Question put and agreed to.
That Sir Christopher Chope, Hannah Bardell, Mr Peter Bone, Miriam Cates, Philip Davies, Richard Drax, Esther McVey, Nigel Mills, Jim Shannon, Sir Desmond Swayne, Mr William Wragg and Jeremy Wright present the Bill.
Sir Christopher Chope accordingly presented the Bill.
Bill read the First time; to be read a Second time on Friday 6 May, and to be printed (Bill 295).

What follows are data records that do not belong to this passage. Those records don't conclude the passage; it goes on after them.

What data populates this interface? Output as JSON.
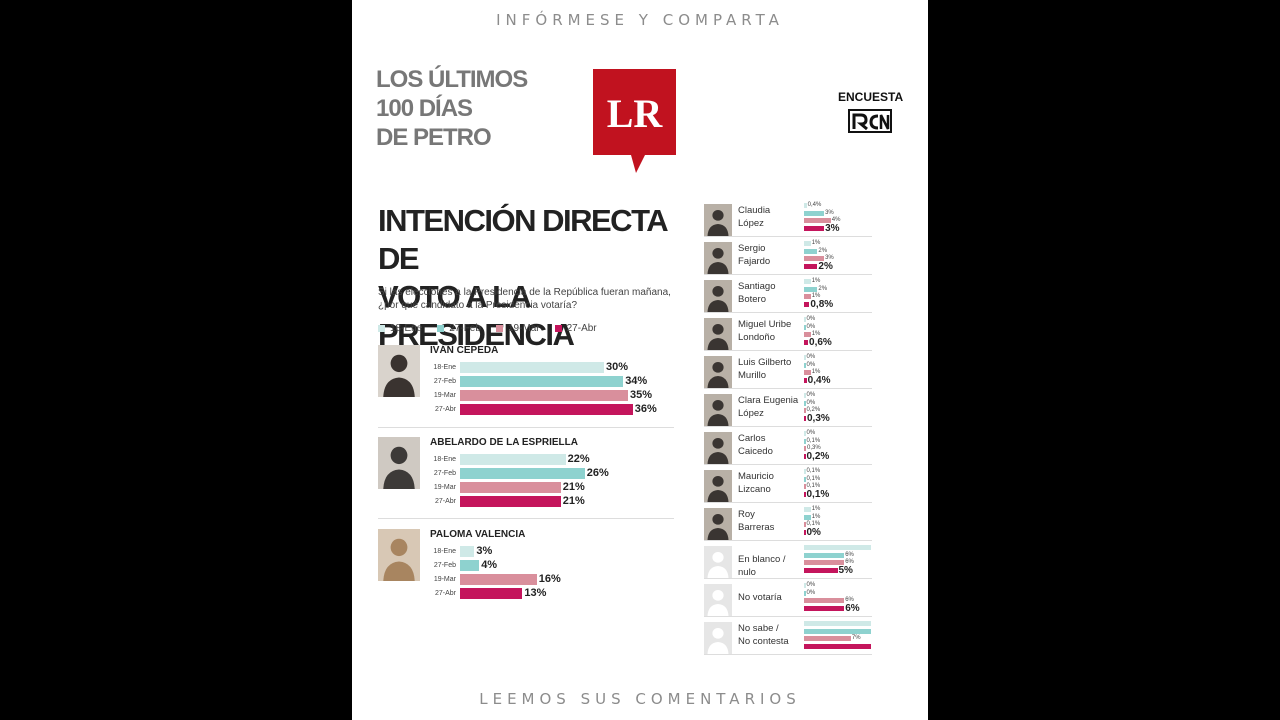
{
  "header": {
    "top_tagline": "INFÓRMESE Y COMPARTA",
    "bottom_tagline": "LEEMOS SUS COMENTARIOS",
    "section_lines": [
      "LOS ÚLTIMOS",
      "100 DÍAS",
      "DE PETRO"
    ],
    "logo_text": "LR",
    "survey_label": "ENCUESTA",
    "survey_brand": "RCN"
  },
  "colors": {
    "18-Ene": "#cfe9e7",
    "27-Feb": "#8ed2cf",
    "19-Mar": "#d98f9c",
    "27-Abr": "#c4155c",
    "logo_red": "#c1121f"
  },
  "chart_data": {
    "type": "bar",
    "title_lines": [
      "INTENCIÓN DIRECTA DE",
      "VOTO A LA PRESIDENCIA"
    ],
    "question_lines": [
      "Si las elecciones a la Presidencia de la República fueran mañana,",
      "¿por qué candidato a la Presidencia votaría?"
    ],
    "dates": [
      "18-Ene",
      "27-Feb",
      "19-Mar",
      "27-Abr"
    ],
    "unit": "%",
    "main_candidates": [
      {
        "name": "IVÁN CEPEDA",
        "values": [
          30,
          34,
          35,
          36
        ],
        "labels": [
          "30%",
          "34%",
          "35%",
          "36%"
        ]
      },
      {
        "name": "ABELARDO DE LA ESPRIELLA",
        "values": [
          22,
          26,
          21,
          21
        ],
        "labels": [
          "22%",
          "26%",
          "21%",
          "21%"
        ]
      },
      {
        "name": "PALOMA VALENCIA",
        "values": [
          3,
          4,
          16,
          13
        ],
        "labels": [
          "3%",
          "4%",
          "16%",
          "13%"
        ]
      }
    ],
    "other_candidates": [
      {
        "name_lines": [
          "Claudia",
          "López"
        ],
        "values": [
          0.4,
          3,
          4,
          3
        ],
        "labels": [
          "0,4%",
          "3%",
          "4%",
          "3%"
        ]
      },
      {
        "name_lines": [
          "Sergio",
          "Fajardo"
        ],
        "values": [
          1,
          2,
          3,
          2
        ],
        "labels": [
          "1%",
          "2%",
          "3%",
          "2%"
        ]
      },
      {
        "name_lines": [
          "Santiago",
          "Botero"
        ],
        "values": [
          1,
          2,
          1,
          0.8
        ],
        "labels": [
          "1%",
          "2%",
          "1%",
          "0,8%"
        ]
      },
      {
        "name_lines": [
          "Miguel Uribe",
          "Londoño"
        ],
        "values": [
          0,
          0,
          1,
          0.6
        ],
        "labels": [
          "0%",
          "0%",
          "1%",
          "0,6%"
        ]
      },
      {
        "name_lines": [
          "Luis Gilberto",
          "Murillo"
        ],
        "values": [
          0,
          0,
          1,
          0.4
        ],
        "labels": [
          "0%",
          "0%",
          "1%",
          "0,4%"
        ]
      },
      {
        "name_lines": [
          "Clara Eugenia",
          "López"
        ],
        "values": [
          0,
          0,
          0.2,
          0.3
        ],
        "labels": [
          "0%",
          "0%",
          "0,2%",
          "0,3%"
        ]
      },
      {
        "name_lines": [
          "Carlos",
          "Caicedo"
        ],
        "values": [
          0,
          0.1,
          0.3,
          0.2
        ],
        "labels": [
          "0%",
          "0,1%",
          "0,3%",
          "0,2%"
        ]
      },
      {
        "name_lines": [
          "Mauricio",
          "Lizcano"
        ],
        "values": [
          0.1,
          0.1,
          0.1,
          0.1
        ],
        "labels": [
          "0,1%",
          "0,1%",
          "0,1%",
          "0,1%"
        ]
      },
      {
        "name_lines": [
          "Roy",
          "Barreras"
        ],
        "values": [
          1,
          1,
          0.1,
          0
        ],
        "labels": [
          "1%",
          "1%",
          "0,1%",
          "0%"
        ]
      },
      {
        "name_lines": [
          "En blanco / nulo"
        ],
        "values": [
          10,
          6,
          6,
          5
        ],
        "labels": [
          "",
          "6%",
          "6%",
          "5%"
        ]
      },
      {
        "name_lines": [
          "No votaría"
        ],
        "values": [
          0,
          0,
          6,
          6
        ],
        "labels": [
          "0%",
          "0%",
          "6%",
          "6%"
        ]
      },
      {
        "name_lines": [
          "No sabe /",
          "No contesta"
        ],
        "values": [
          10,
          10,
          7,
          10
        ],
        "labels": [
          "",
          "",
          "7%",
          ""
        ]
      }
    ]
  }
}
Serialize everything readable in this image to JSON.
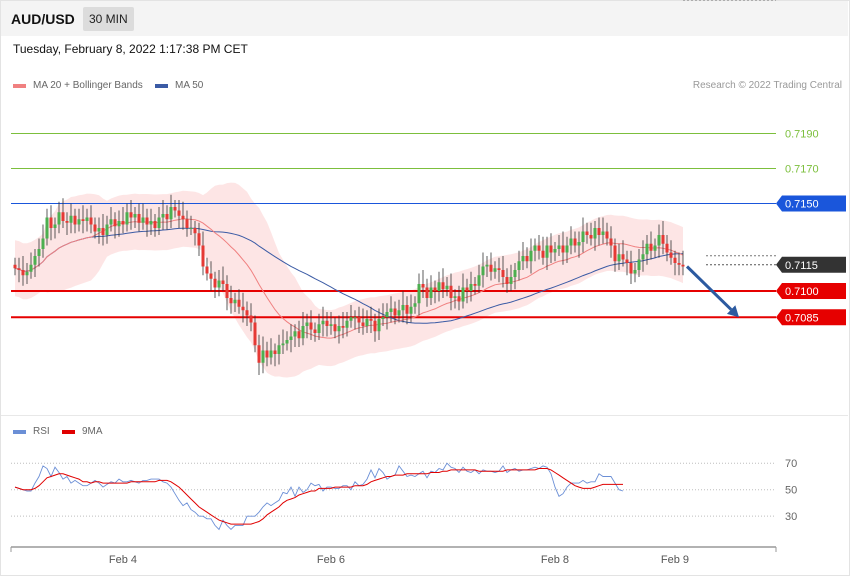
{
  "header": {
    "symbol": "AUD/USD",
    "timeframe": "30 MIN",
    "datetime": "Tuesday, February 8, 2022 1:17:38 PM CET"
  },
  "legend": {
    "ma20_label": "MA 20 + Bollinger Bands",
    "ma50_label": "MA 50",
    "credit": "Research © 2022 Trading Central"
  },
  "rsi_legend": {
    "rsi_label": "RSI",
    "ma_label": "9MA"
  },
  "colors": {
    "up": "#4caf50",
    "down": "#e53935",
    "bollinger": "#fde0e0",
    "ma20": "#f08080",
    "ma50": "#3b5ba5",
    "support": "#e60000",
    "resistance_green": "#7cbf3c",
    "resistance_blue": "#1a56db",
    "current": "#333333",
    "rsi": "#6b8fd6",
    "rsi_ma": "#e00000"
  },
  "levels": [
    {
      "value": 0.719,
      "label": "0.7190",
      "kind": "target"
    },
    {
      "value": 0.717,
      "label": "0.7170",
      "kind": "target"
    },
    {
      "value": 0.715,
      "label": "0.7150",
      "kind": "pivot"
    },
    {
      "value": 0.7115,
      "label": "0.7115",
      "kind": "current"
    },
    {
      "value": 0.71,
      "label": "0.7100",
      "kind": "support"
    },
    {
      "value": 0.7085,
      "label": "0.7085",
      "kind": "support"
    }
  ],
  "chart_data": [
    {
      "type": "candlestick",
      "title": "AUD/USD 30 MIN",
      "x_tick_labels": [
        "Feb 4",
        "Feb 6",
        "Feb 8",
        "Feb 9"
      ],
      "x_tick_index": [
        27,
        79,
        135,
        165
      ],
      "ylim": [
        0.7032,
        0.7212
      ],
      "arrow": {
        "from_index": 168,
        "from": 0.7114,
        "to_index": 181,
        "to": 0.7085
      },
      "closes": [
        0.7113,
        0.7112,
        0.7109,
        0.7111,
        0.7115,
        0.712,
        0.7124,
        0.713,
        0.7142,
        0.7136,
        0.7138,
        0.7145,
        0.714,
        0.7139,
        0.7143,
        0.7138,
        0.7141,
        0.714,
        0.7142,
        0.7138,
        0.7134,
        0.7136,
        0.7132,
        0.7138,
        0.7141,
        0.7137,
        0.714,
        0.7138,
        0.7145,
        0.7142,
        0.7144,
        0.7139,
        0.7142,
        0.7138,
        0.714,
        0.7136,
        0.7142,
        0.7144,
        0.7141,
        0.7148,
        0.7146,
        0.7143,
        0.7141,
        0.7136,
        0.7136,
        0.7133,
        0.7126,
        0.7114,
        0.711,
        0.7107,
        0.7102,
        0.7106,
        0.7104,
        0.7096,
        0.7093,
        0.7095,
        0.7091,
        0.7089,
        0.7086,
        0.7082,
        0.7069,
        0.7059,
        0.7066,
        0.7062,
        0.7066,
        0.7064,
        0.7069,
        0.707,
        0.7072,
        0.7074,
        0.7077,
        0.7073,
        0.708,
        0.7082,
        0.7078,
        0.7076,
        0.7081,
        0.7083,
        0.708,
        0.7081,
        0.7077,
        0.708,
        0.7079,
        0.7083,
        0.7085,
        0.7085,
        0.7082,
        0.708,
        0.7084,
        0.7083,
        0.7077,
        0.7084,
        0.7085,
        0.7088,
        0.709,
        0.7086,
        0.7089,
        0.7092,
        0.7087,
        0.7091,
        0.7093,
        0.7104,
        0.7102,
        0.7096,
        0.7102,
        0.71,
        0.7105,
        0.7101,
        0.7103,
        0.7096,
        0.7097,
        0.7094,
        0.7102,
        0.71,
        0.7104,
        0.7103,
        0.7109,
        0.7114,
        0.7115,
        0.7111,
        0.7113,
        0.7112,
        0.7108,
        0.7104,
        0.7108,
        0.7112,
        0.7117,
        0.712,
        0.7117,
        0.7123,
        0.7126,
        0.7123,
        0.7119,
        0.7126,
        0.7122,
        0.7124,
        0.7126,
        0.7122,
        0.7126,
        0.713,
        0.7126,
        0.7128,
        0.7134,
        0.7132,
        0.713,
        0.7136,
        0.7132,
        0.7134,
        0.713,
        0.7126,
        0.7117,
        0.7121,
        0.7118,
        0.7116,
        0.711,
        0.7112,
        0.7118,
        0.7121,
        0.7127,
        0.7123,
        0.7126,
        0.7132,
        0.7127,
        0.7122,
        0.7119,
        0.7116,
        0.7115,
        0.7114
      ],
      "rsi": [
        52,
        51,
        50,
        49,
        49,
        55,
        60,
        68,
        66,
        60,
        67,
        63,
        58,
        60,
        55,
        57,
        55,
        53,
        53,
        55,
        57,
        55,
        52,
        54,
        56,
        55,
        58,
        56,
        56,
        57,
        56,
        55,
        57,
        57,
        58,
        58,
        58,
        56,
        55,
        52,
        47,
        42,
        38,
        40,
        35,
        33,
        30,
        30,
        28,
        28,
        23,
        20,
        27,
        23,
        20,
        23,
        23,
        23,
        30,
        30,
        30,
        33,
        37,
        40,
        38,
        40,
        42,
        48,
        47,
        52,
        45,
        52,
        48,
        50,
        55,
        53,
        54,
        49,
        52,
        52,
        51,
        51,
        53,
        53,
        50,
        56,
        53,
        54,
        58,
        65,
        59,
        66,
        63,
        58,
        60,
        61,
        68,
        64,
        60,
        61,
        60,
        62,
        64,
        59,
        64,
        63,
        66,
        65,
        70,
        67,
        66,
        63,
        67,
        64,
        63,
        65,
        62,
        65,
        64,
        64,
        63,
        64,
        68,
        63,
        65,
        66,
        64,
        65,
        65,
        66,
        67,
        66,
        68,
        67,
        62,
        52,
        45,
        47,
        52,
        55,
        55,
        55,
        57,
        55,
        56,
        56,
        62,
        60,
        60,
        60,
        55,
        50,
        49
      ],
      "rsi_ma": [
        52,
        51,
        50,
        50,
        50,
        51,
        53,
        56,
        59,
        60,
        61,
        62,
        62,
        61,
        60,
        59,
        58,
        56,
        56,
        55,
        56,
        56,
        55,
        55,
        55,
        55,
        55,
        55,
        55,
        56,
        56,
        56,
        56,
        56,
        56,
        56,
        57,
        57,
        57,
        56,
        54,
        52,
        49,
        46,
        43,
        40,
        37,
        35,
        33,
        31,
        29,
        27,
        26,
        25,
        24,
        24,
        24,
        24,
        24,
        24,
        25,
        26,
        28,
        31,
        33,
        35,
        37,
        40,
        42,
        43,
        44,
        46,
        47,
        48,
        49,
        49,
        51,
        51,
        51,
        51,
        52,
        52,
        52,
        52,
        52,
        53,
        53,
        53,
        54,
        56,
        57,
        58,
        59,
        60,
        60,
        61,
        61,
        61,
        62,
        62,
        62,
        62,
        62,
        62,
        63,
        63,
        63,
        64,
        64,
        65,
        65,
        65,
        65,
        65,
        65,
        65,
        64,
        64,
        64,
        64,
        64,
        64,
        64,
        65,
        65,
        65,
        65,
        65,
        65,
        65,
        65,
        66,
        66,
        66,
        65,
        63,
        61,
        59,
        57,
        55,
        53,
        52,
        51,
        51,
        51,
        52,
        53,
        54,
        54,
        54,
        54,
        54,
        54
      ],
      "rsi_levels": [
        70,
        50,
        30
      ],
      "rsi_ylim": [
        12,
        80
      ]
    }
  ]
}
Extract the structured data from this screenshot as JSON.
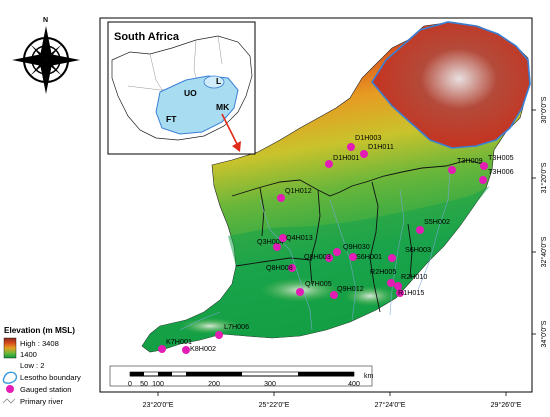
{
  "map": {
    "lon_labels": [
      "23°20'0\"E",
      "25°22'0\"E",
      "27°24'0\"E",
      "29°26'0\"E"
    ],
    "lat_labels": [
      "30°0'0\"S",
      "31°20'0\"S",
      "32°40'0\"S",
      "34°0'0\"S"
    ],
    "inset": {
      "title": "South Africa",
      "region_labels": [
        "UO",
        "L",
        "MK",
        "FT"
      ]
    },
    "stations": [
      {
        "name": "D1H003"
      },
      {
        "name": "D1H011"
      },
      {
        "name": "D1H001"
      },
      {
        "name": "T3H009"
      },
      {
        "name": "T3H005"
      },
      {
        "name": "T3H006"
      },
      {
        "name": "Q1H012"
      },
      {
        "name": "S5H002"
      },
      {
        "name": "Q3H004"
      },
      {
        "name": "Q4H013"
      },
      {
        "name": "Q9H030"
      },
      {
        "name": "Q8H003"
      },
      {
        "name": "S6H001"
      },
      {
        "name": "S6H003"
      },
      {
        "name": "Q8H008"
      },
      {
        "name": "R2H005"
      },
      {
        "name": "R2H010"
      },
      {
        "name": "Q7H005"
      },
      {
        "name": "Q9H012"
      },
      {
        "name": "R1H015"
      },
      {
        "name": "L7H006"
      },
      {
        "name": "K7H001"
      },
      {
        "name": "K8H002"
      }
    ],
    "legend": {
      "title": "Elevation (m MSL)",
      "high": "High : 3408",
      "mid": "1400",
      "low": "Low : 2",
      "lesotho": "Lesotho boundary",
      "gauged": "Gauged station",
      "river": "Primary river"
    },
    "scale": {
      "ticks": [
        "0",
        "50",
        "100",
        "200",
        "300",
        "400"
      ],
      "unit": "km"
    },
    "north_label": "N",
    "colors": {
      "high": "#8b2a1f",
      "mid_high": "#d84a1c",
      "mid": "#e6a021",
      "low_mid": "#6fb83a",
      "low": "#0c9a3c",
      "lesotho": "#3a7fd6",
      "station": "#e21cb4"
    }
  }
}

Business of the House (Today)
That at this day’s sitting:
(1) notwithstanding the provisions of Standing Order No. 16 (1) (Proceedings under an Act or on European Union documents), proceedings on the Motions (a) in the name of Secretary Dominic Raab relating to the Coronavirus Act 2020 (Delay in Expiry: Inquests, Courts and Tribunals, and Statutory Sick Pay) (England and Wales and Northern Ireland) Regulations 2022 (SI, 2022, No. 362) and (b) in the name of Secretary Sajid Javid relating to the Coronavirus Act 2020 (Review of Temporary Provisions) (No. 4), shall be brought to a conclusion not later than 90 minutes after the commencement of proceedings on the motion for this order; the Speaker shall then put the Questions necessary to dispose of proceedings on those Motions forthwith;
(2) notwithstanding paragraph (2)(c)(i) of Standing Order No. 14 (Arrangement of public business), business in the name of the Leader of the Opposition may be entered upon at any hour and may be proceeded with, though opposed, for three hours, proceedings shall then lapse if not previously disposed of; and proceedings on these items of business may continue, though opposed, after the moment of interruption; and Standing Order No. 41A (Deferred divisions) shall not apply.—(Mark Spencer.)